Training Tomorrow’s Agri-experts in Sudan

Published Date
April 12, 2023
Published by
ICARDA Communication Team
32 trainees attended the workshop
32 trainees attended the workshop

5th of March 2023- Wad Madani, Gezira Station, Sudan

CGIAR and Sudan’s Agricultural Research Coorportation (ARC) conducted a capacity development session on good agronomic practices and participatory research for sustainable intensification as part of CGIAR’s Fragility to Resilience (F2R)-CWANA Initiative. Thirty-two trainees from ARC, the University of Gezira, and FAO attended the session representing different disciplines vital to building climate resilience in farmers’ food production approaches, such as soil, water, agronomy, and climate-smart crop breeding (wheat, groundnut, sorghum, cotton).

In Sudan, agriculture contributes 38% of the total GDP, 70% of the labor force, 80% of the non-oil export, and 80% of the population depends on agriculture for their livelihoods. The research program in the country has been organized in four thematic areas: sustainable crop production, natural resources management, agricultural socioeconomic, and policy analysis, and knowledge management and up-scaling.

Prof. Abdelmoneim Taha
The training session was inaugurated and closed by the Director General of ARC, Prof. Abdelmoneim Taha Ahmed, who pointed out the necessity of practical and relevant training to strengthen the skillset of young ARC scientists. The training gave the scientists a wide range of cutting-edge techniques that update key approaches such as ‘good agronomic practices, genotypes, environment management, participatory research data collection and analysis, the minimum dataset for conducting agronomic research, and multi-criteria-trade-off analysis.

The training presented the latest and free statistical data analysis software that helps better inform scientists of the progress and impact of their research. The session was facilitated by Dr. Amani Idris (F2R-CWANA Sudan Focal person for Agronomic activities) and Dr. Hala Mohamed Mustafa Elamein. The session was led by Dr.

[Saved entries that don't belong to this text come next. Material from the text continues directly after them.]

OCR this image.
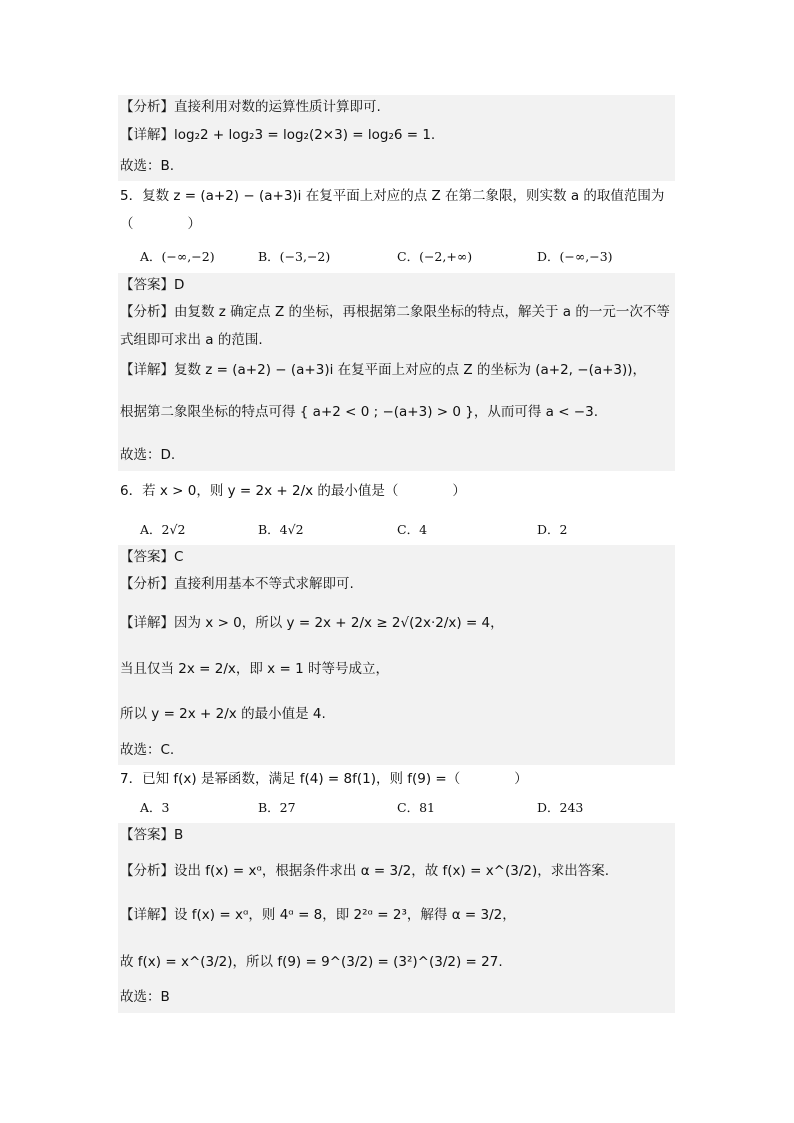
【分析】直接利用对数的运算性质计算即可.
【详解】log₂2 + log₂3 = log₂(2×3) = log₂6 = 1.
故选：B.
5．复数 z = (a+2) − (a+3)i 在复平面上对应的点 Z 在第二象限，则实数 a 的取值范围为
（　　　　）
A．(−∞,−2)	B．(−3,−2)	C．(−2,+∞)	D．(−∞,−3)
【答案】D
【分析】由复数 z 确定点 Z 的坐标，再根据第二象限坐标的特点，解关于 a 的一元一次不等
式组即可求出 a 的范围.
【详解】复数 z = (a+2) − (a+3)i 在复平面上对应的点 Z 的坐标为 (a+2, −(a+3))，
根据第二象限坐标的特点可得 { a+2 < 0 ; −(a+3) > 0 }，从而可得 a < −3.
故选：D.
6．若 x > 0，则 y = 2x + 2/x 的最小值是（　　　　）
A．2√2	B．4√2	C．4	D．2
【答案】C
【分析】直接利用基本不等式求解即可.
【详解】因为 x > 0，所以 y = 2x + 2/x ≥ 2√(2x·2/x) = 4，
当且仅当 2x = 2/x，即 x = 1 时等号成立，
所以 y = 2x + 2/x 的最小值是 4.
故选：C.
7．已知 f(x) 是幂函数，满足 f(4) = 8f(1)，则 f(9) =（　　　　）
A．3	B．27	C．81	D．243
【答案】B
【分析】设出 f(x) = xᵅ，根据条件求出 α = 3/2，故 f(x) = x^(3/2)，求出答案.
【详解】设 f(x) = xᵅ，则 4ᵅ = 8，即 2²ᵅ = 2³，解得 α = 3/2，
故 f(x) = x^(3/2)，所以 f(9) = 9^(3/2) = (3²)^(3/2) = 27.
故选：B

Krishna Devkota (Manager, Sustainable Intensification Work package of F2R-CWANA).  The session also featured presentations on topics that are important for the countries of the attending scientists, such as best agronomic practices for wheat, cotton, sorghum, and groundnut and scale-appropriate machinery, sustainable water management, and sustainable soil management required for sustainable intensification.

The training also presented a comprehensive outlook on the country’s research priorities by bundling agronomic practices. Such trainings at different levels throughout the value chain, including extensionists, university professors, students, private sector input suppliers, leaders, commercial farmers, farmer co-operatives, and individual farmers' is necessary to realize the impact in food production and marketing at scale.